Teaching: The original way of teaching the bass was very rigid. You'd put your hand in the claw (position), which is very painful, and if you're small like me, it's nearly impossible. The way Glen Moore approaches it, it's about being relaxed and moving your hand more. That's how I approach the instrument and teach this way, too. Many of my students are young and smaller, and this works better for them. I've been working at the Beaumont Middle School, Beacock Music in Vancouver, and I teach out of my house too. I love teaching.

Musical Influences: Ella Fitzgerald, James Jamerson, Me'shell Ndegeocello, Rocco Prestia, Verdine White, Carl Kaye, Bernard Odum, Bernard Purdie, Glenn Moore, Paul Chambers and Charles Mingus.

Most Satisfying Experience: Getting to play with some really good jazz players in town like Mark Simon and the amazing vocalists here, too. It's been a wonderful experience finding musicians who see something in me, since I'm relatively new on the upright. And, getting embraced by the jazz community, by people like Dave Captein and Dennis Caiazza. Other satisfying experiences include playing at the Catalina Island Blues Festival in California, going to Bluestock in Memphis, playing B.B.King's Club, achieving my goal of playing with Linda Hornbuckle, and getting asked to join Soul Vaccination.

Favorite Recordings: Me'shell Ndegeocello - "Peace Beyond Passion"; James Brown –"Instrumentals"; Miles Davis - "Ascenseur Pour L'Echafaud (Lift To the Scaffold): Original Soundtrack; Marvin Gaye - "What's Goin' On"; John Coltrane – "A Love Supreme"; Aretha Franklin – "Greatest Hits"; The Beatles – "Abbey Road"; Charles Mingus w/Joni Mitchell - "Mingus Ah, Um"; Lucinda Williams – "Car Wheels on a Gravel Road"; Prince – "1999"; Sharon Jone s- "100 Days, 100 Nights"; Stevie Wonder – "Songs in the Key of Life"; and the Wood Brothers - "Ways Not To Lose."

Discography: The Quadraphonnes - "Music To Watch Girls By"(2009); Sour Vaccination – "Souled Out: Live at Jimmy Mak's" (20090; Swamp Mama Johnson – "Fresh, Raw and Live" '(1999); Grav - "Live at the Elzinga's (to be released early 2011); and w/Nicole Campbell – "Arm's Distance" (2005).

Gigs: w/Soul Vaccination at the Candle Light Room, 2/25 and 2/26; at Jimmy Mak's, 3/12,; w/The Quadraphonnes at the Blue Monk, 2/20.

Future Plans: I've always wanted to go on a big tour like to Europe, maybe with this NW Women's group or The Quadraphonnes; releasing my new duo (Gravy) CD and hoping to play the festivals with Andrew Maldarelli.

Other: Esperanza Spalding has changed the scene for me -- who else (female) is that famous who plays the upright bass?
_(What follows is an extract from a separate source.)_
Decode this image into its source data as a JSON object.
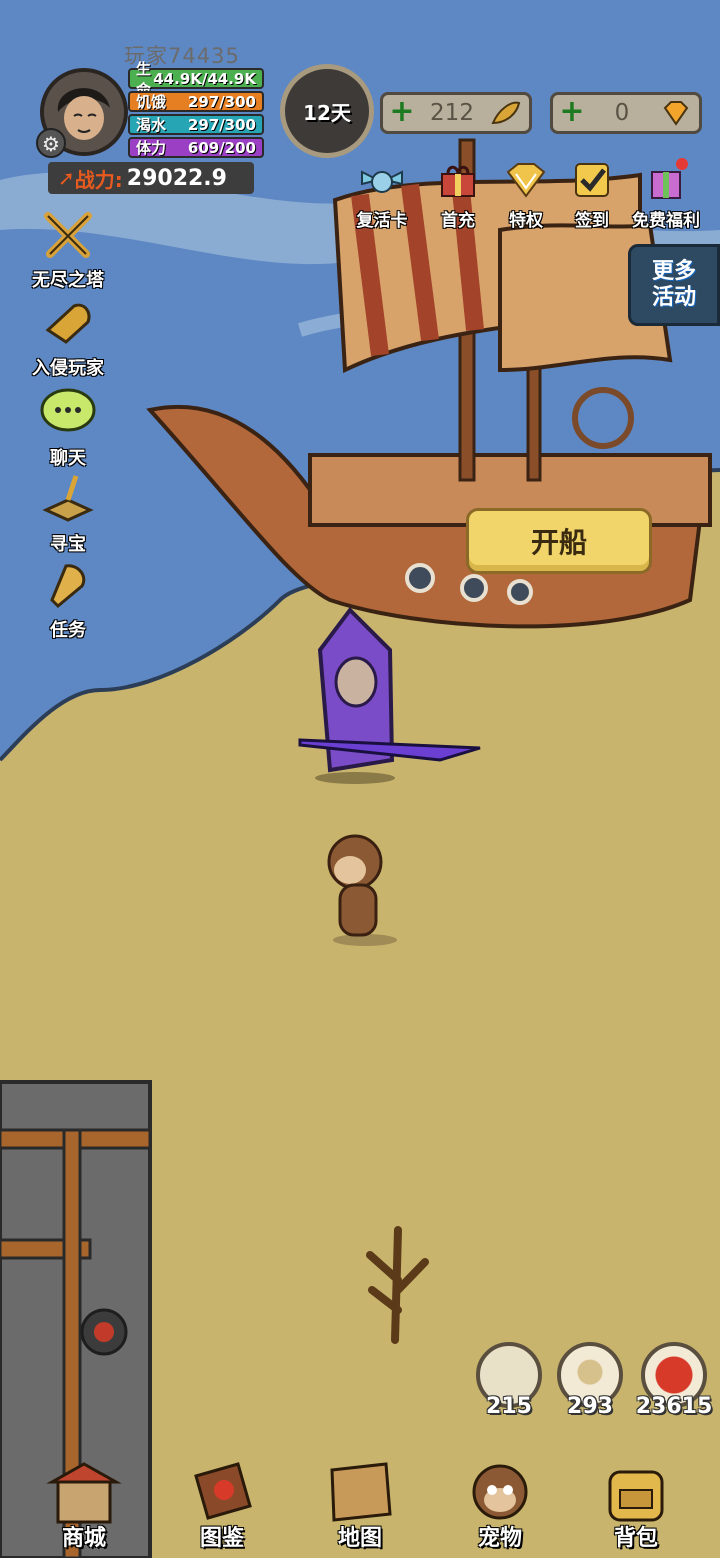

When I was her age, the only people I was told to listen to were Ron Carter and Paul Chambers; now, when my students come in, I can say, 'Listen to those guys, but also listen to Esperanza. Plus, she's your height and she has little hands and she started in high school.' Another change is when I started out, I was the only girl in the band, but now there are more female instrumentalists in general. I love the guys, don't get me wrong, but it's really nice to feel like I'm not the only one now.